Quelques pistes douces pour cheminer
(à adapter à votre rythme et, surtout, à ce que VOUS sentez possible)
Prévenir et expliquer
Le cerveau d’un tout-petit comprend bien plus que ce qu’il exprime. Dire chaque soir ce qui va changer (par exemple : « La nuit, le lait dort. Toi tu peux dormir, maman est là à côté de toi.

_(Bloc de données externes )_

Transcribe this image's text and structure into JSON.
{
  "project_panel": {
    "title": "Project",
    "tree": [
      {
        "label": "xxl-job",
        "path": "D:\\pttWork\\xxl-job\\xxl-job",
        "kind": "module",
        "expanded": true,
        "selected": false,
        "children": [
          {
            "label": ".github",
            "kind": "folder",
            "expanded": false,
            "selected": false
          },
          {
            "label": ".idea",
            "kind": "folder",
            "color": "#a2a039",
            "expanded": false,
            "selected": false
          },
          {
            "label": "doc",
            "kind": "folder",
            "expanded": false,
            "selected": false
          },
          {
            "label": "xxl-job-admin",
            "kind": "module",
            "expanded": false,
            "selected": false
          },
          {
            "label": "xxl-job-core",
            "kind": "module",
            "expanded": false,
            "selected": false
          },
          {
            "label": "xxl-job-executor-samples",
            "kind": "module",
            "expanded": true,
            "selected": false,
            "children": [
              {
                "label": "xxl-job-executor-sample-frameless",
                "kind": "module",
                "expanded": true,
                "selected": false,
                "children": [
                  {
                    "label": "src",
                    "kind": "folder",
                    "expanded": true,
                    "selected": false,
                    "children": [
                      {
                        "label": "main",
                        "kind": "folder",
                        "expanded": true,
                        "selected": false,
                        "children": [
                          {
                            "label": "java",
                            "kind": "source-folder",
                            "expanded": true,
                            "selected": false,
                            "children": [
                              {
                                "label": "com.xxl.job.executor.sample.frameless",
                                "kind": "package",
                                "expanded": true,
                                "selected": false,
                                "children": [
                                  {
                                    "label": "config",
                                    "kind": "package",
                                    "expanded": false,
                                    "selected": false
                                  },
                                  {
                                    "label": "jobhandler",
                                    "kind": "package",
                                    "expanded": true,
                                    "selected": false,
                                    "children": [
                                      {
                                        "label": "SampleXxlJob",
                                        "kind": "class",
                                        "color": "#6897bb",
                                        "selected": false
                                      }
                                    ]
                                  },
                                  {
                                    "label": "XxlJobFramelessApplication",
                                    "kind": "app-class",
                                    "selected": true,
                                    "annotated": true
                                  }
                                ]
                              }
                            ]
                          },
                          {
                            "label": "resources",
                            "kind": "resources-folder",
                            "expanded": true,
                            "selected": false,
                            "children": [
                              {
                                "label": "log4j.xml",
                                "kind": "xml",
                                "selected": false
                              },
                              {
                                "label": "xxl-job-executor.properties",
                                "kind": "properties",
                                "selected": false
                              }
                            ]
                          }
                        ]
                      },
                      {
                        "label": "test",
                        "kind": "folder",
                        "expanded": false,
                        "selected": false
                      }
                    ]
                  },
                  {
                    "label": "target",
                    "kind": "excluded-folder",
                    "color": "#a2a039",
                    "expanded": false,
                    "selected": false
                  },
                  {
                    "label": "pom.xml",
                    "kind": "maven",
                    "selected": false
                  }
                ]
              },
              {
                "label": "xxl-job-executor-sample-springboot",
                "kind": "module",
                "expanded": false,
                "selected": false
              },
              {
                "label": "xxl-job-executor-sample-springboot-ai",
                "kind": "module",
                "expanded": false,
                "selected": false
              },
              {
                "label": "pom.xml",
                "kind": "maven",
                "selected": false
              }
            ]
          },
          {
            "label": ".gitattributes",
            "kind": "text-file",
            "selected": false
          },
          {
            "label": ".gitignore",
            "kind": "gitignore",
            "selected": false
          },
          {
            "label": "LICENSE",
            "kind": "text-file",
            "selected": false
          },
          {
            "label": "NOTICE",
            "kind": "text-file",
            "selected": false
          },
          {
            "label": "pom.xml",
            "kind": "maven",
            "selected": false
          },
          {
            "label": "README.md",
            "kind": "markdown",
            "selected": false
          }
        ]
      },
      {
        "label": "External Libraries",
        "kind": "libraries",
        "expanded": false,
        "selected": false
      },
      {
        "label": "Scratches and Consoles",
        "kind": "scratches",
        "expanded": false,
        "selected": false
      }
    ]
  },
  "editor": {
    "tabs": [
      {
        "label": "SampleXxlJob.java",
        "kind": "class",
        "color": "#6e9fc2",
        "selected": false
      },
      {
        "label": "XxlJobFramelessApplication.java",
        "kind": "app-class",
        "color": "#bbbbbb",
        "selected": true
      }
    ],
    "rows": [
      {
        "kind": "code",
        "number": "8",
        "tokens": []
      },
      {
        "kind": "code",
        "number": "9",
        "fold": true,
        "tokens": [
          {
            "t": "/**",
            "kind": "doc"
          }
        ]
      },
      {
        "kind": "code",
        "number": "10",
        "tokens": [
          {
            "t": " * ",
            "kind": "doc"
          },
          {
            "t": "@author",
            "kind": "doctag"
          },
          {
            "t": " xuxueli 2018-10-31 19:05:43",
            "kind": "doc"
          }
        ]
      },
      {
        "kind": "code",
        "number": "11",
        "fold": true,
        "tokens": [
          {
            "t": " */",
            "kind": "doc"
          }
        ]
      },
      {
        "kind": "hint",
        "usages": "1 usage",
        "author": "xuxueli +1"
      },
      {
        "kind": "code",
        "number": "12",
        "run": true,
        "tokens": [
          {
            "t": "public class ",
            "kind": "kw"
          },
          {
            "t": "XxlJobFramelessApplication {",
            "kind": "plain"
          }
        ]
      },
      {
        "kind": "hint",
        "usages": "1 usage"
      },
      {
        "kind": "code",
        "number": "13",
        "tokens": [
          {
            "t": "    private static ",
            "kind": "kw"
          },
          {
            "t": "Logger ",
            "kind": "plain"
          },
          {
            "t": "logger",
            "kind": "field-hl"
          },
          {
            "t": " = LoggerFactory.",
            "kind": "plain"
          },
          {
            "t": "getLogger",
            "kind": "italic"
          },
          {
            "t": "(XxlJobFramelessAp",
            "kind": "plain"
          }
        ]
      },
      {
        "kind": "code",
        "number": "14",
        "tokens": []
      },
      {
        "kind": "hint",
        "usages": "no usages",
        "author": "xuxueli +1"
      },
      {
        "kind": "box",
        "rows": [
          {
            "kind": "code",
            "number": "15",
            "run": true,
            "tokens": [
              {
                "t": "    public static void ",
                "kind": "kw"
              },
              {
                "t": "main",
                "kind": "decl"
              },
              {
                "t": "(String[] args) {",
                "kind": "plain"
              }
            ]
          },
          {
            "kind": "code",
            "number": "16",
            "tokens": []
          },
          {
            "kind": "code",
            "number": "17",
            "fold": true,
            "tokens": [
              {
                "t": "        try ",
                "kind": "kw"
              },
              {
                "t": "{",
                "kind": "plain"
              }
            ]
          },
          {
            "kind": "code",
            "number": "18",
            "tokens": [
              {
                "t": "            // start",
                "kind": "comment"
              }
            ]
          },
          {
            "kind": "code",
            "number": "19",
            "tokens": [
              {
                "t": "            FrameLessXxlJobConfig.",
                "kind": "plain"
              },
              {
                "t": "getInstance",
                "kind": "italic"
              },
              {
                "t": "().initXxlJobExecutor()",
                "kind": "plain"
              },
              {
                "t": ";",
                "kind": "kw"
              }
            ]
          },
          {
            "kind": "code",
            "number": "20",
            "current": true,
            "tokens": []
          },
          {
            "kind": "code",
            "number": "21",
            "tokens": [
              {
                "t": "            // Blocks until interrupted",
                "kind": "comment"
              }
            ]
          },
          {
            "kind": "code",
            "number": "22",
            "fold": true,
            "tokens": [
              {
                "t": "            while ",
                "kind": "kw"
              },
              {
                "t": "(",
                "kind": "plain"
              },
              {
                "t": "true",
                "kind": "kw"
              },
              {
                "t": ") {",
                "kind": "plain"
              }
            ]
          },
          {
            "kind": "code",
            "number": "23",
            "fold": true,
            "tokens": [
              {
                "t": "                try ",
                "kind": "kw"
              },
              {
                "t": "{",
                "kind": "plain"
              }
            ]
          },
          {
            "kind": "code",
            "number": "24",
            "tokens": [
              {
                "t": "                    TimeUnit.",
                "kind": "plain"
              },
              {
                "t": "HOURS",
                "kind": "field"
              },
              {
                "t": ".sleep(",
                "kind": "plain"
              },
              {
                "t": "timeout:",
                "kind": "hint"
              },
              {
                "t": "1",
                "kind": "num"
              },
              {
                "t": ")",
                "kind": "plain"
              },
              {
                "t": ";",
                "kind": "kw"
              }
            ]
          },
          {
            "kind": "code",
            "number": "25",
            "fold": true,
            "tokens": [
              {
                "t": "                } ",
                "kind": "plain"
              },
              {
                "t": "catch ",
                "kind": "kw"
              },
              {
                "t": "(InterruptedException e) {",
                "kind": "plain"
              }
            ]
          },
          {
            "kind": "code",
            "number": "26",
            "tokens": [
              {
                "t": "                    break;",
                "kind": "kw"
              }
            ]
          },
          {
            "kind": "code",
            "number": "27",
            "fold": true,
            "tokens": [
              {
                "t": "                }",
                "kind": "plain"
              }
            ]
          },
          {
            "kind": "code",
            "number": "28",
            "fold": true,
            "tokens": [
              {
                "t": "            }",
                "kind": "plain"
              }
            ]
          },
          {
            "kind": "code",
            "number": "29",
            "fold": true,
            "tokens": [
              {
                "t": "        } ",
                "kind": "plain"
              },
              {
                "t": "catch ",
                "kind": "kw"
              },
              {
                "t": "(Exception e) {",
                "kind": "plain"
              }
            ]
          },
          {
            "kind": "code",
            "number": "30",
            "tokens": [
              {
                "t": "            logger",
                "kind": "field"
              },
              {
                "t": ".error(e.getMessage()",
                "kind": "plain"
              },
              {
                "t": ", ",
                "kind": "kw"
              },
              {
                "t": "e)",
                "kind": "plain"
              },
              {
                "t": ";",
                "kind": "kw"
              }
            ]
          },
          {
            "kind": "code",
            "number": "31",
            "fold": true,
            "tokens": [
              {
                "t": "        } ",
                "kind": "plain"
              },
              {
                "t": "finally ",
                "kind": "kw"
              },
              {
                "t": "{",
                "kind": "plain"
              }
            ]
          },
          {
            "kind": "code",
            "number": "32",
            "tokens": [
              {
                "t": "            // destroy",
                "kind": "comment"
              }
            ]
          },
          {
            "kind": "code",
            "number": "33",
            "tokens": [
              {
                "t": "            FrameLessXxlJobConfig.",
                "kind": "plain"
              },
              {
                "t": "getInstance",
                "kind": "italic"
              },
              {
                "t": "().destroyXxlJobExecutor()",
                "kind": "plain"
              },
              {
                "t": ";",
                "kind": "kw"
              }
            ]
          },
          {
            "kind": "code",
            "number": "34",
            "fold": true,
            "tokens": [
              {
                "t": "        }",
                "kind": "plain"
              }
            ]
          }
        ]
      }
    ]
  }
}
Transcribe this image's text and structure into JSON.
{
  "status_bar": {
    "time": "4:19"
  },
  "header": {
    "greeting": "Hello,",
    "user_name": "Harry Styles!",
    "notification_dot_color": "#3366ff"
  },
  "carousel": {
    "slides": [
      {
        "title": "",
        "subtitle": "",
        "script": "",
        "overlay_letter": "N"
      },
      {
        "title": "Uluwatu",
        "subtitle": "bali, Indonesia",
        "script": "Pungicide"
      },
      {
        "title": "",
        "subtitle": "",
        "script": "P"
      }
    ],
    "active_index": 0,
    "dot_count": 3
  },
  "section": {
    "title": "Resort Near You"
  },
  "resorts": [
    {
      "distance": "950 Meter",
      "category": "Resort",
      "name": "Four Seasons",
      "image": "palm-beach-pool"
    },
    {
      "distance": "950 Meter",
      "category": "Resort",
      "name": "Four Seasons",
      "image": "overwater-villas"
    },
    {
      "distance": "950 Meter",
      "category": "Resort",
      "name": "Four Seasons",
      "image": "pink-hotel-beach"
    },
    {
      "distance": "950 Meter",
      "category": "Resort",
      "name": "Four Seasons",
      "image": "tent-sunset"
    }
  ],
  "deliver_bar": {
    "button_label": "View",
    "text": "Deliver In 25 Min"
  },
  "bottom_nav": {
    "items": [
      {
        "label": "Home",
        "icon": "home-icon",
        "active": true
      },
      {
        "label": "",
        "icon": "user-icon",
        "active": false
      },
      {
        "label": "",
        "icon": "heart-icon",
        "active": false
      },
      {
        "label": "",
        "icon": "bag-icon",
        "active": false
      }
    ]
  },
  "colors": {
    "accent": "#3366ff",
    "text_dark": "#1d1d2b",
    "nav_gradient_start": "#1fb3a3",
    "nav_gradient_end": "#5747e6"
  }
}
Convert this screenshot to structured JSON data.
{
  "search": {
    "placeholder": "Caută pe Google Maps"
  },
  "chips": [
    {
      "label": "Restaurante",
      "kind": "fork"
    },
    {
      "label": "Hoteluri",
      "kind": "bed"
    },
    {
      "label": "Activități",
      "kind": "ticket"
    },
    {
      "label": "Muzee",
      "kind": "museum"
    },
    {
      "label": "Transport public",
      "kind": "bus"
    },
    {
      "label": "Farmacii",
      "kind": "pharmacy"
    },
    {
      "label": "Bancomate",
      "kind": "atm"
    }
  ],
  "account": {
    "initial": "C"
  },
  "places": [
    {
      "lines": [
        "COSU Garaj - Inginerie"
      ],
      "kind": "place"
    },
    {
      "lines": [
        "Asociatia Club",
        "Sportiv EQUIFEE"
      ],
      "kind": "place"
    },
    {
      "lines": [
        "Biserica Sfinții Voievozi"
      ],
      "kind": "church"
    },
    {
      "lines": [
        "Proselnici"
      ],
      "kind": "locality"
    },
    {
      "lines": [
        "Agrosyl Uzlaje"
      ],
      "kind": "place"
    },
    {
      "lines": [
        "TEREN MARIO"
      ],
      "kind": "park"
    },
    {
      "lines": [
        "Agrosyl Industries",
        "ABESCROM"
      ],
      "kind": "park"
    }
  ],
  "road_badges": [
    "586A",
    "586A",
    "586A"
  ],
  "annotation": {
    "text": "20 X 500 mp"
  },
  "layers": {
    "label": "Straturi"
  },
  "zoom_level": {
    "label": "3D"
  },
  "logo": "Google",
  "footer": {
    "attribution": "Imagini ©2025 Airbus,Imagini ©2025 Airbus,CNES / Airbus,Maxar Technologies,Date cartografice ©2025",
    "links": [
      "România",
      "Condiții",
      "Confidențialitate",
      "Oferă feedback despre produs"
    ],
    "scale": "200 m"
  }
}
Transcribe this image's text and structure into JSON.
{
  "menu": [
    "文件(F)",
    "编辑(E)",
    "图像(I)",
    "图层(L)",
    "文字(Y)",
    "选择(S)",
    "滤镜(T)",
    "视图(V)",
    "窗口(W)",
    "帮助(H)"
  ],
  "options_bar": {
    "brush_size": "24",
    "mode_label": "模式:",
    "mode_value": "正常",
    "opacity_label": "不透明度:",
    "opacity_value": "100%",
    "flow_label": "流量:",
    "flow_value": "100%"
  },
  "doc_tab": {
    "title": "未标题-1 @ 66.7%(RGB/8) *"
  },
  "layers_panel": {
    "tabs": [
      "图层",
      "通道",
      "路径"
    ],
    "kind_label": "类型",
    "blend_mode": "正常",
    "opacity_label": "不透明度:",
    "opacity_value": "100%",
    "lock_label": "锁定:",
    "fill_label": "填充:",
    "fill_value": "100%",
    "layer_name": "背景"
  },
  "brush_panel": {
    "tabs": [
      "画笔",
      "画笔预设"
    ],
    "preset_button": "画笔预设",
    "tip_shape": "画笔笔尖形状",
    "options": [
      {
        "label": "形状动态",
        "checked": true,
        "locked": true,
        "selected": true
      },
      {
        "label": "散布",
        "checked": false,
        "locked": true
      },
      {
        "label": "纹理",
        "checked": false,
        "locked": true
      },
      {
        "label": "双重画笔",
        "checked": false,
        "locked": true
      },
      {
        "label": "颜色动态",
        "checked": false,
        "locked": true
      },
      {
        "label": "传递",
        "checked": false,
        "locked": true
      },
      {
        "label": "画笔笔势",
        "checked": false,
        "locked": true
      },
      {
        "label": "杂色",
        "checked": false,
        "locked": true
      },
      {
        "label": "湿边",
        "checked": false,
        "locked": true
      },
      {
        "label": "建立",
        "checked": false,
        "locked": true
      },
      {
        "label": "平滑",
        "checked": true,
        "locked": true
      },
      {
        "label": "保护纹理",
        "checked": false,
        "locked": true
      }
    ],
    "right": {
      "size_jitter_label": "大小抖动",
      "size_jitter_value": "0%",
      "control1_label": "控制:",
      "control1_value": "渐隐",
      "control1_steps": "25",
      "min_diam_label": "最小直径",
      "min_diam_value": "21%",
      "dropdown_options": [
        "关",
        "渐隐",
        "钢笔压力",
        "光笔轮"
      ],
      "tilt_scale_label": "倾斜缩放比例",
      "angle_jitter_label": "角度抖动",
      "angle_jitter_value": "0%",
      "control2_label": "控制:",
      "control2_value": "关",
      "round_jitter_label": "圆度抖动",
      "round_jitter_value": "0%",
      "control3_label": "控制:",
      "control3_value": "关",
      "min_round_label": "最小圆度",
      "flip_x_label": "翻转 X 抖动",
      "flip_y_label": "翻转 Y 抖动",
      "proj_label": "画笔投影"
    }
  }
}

Tu pourras téter demain matin ») prépare les transitions.
Ce n’est pas magique, mais cela pose des repères.
Espacer, étape par étape
Commencer par supprimer ou décaler UNE tétée (par exemple ne pas proposer systématiquement lors d’un micro-réveil s’il semble prêt à se rendormir avec une caresse ou votre présence).
Peu importe si ce n’est pas tous les jours : la constance se construit en chemin.
Remplacer le sein par d’autres moyens de réassurance
Main posée sur le dos, caresse, petit massage, chansonnette…
L’idée n’est pas de tout retirer d’un coup, mais d’ajouter d’autres passerelles d’apaisement, progressivement.
Garder une proximité physique (y compris en cododo)
Il est possible de maintenir le partage du lit tout en posant la limite sur la tétée.
C’est souvent plus simple que de supprimer d’un coup proximité ET tétée.
Beaucoup d’enfants cododotent sans tétée, mais aucun ne s’endort seul dans un trou noir, par pure volonté.
Accepter que la nuit ne se transforme pas du jour au lendemain
L’enjeu est l’accompagnement du changement, pas la perfection.
Certains enfants ont besoin d’étapes très progressives, surtout quand la tétée est très investie émotionnellement.
Si vous êtes seule à porter cette transition
(le papa n’étant pas partie prenante sur ce point), soyez encore plus douce avec vos propres limites.
Un arrêt trop brutal risque davantage de déclencher panique, réveils plus fréquents et sentiment d’isolement pour vous.
Avancez quand c’est tenable pour vous, pas sous sommation extérieure.
Aucune méthode “parfaite”, aucune garantie
Même avec beaucoup de patience, certaines nuits seront plus difficiles — surtout lors des acquisitions, maladies ou périodes d’angoisse de séparation.
Ce n’est pas un retour en arrière : c’est le rythme humain.
Courage pour les nuits « sans »,
douceur pour les soirs « avec »,
et surtout, prenez soin de vous aussi.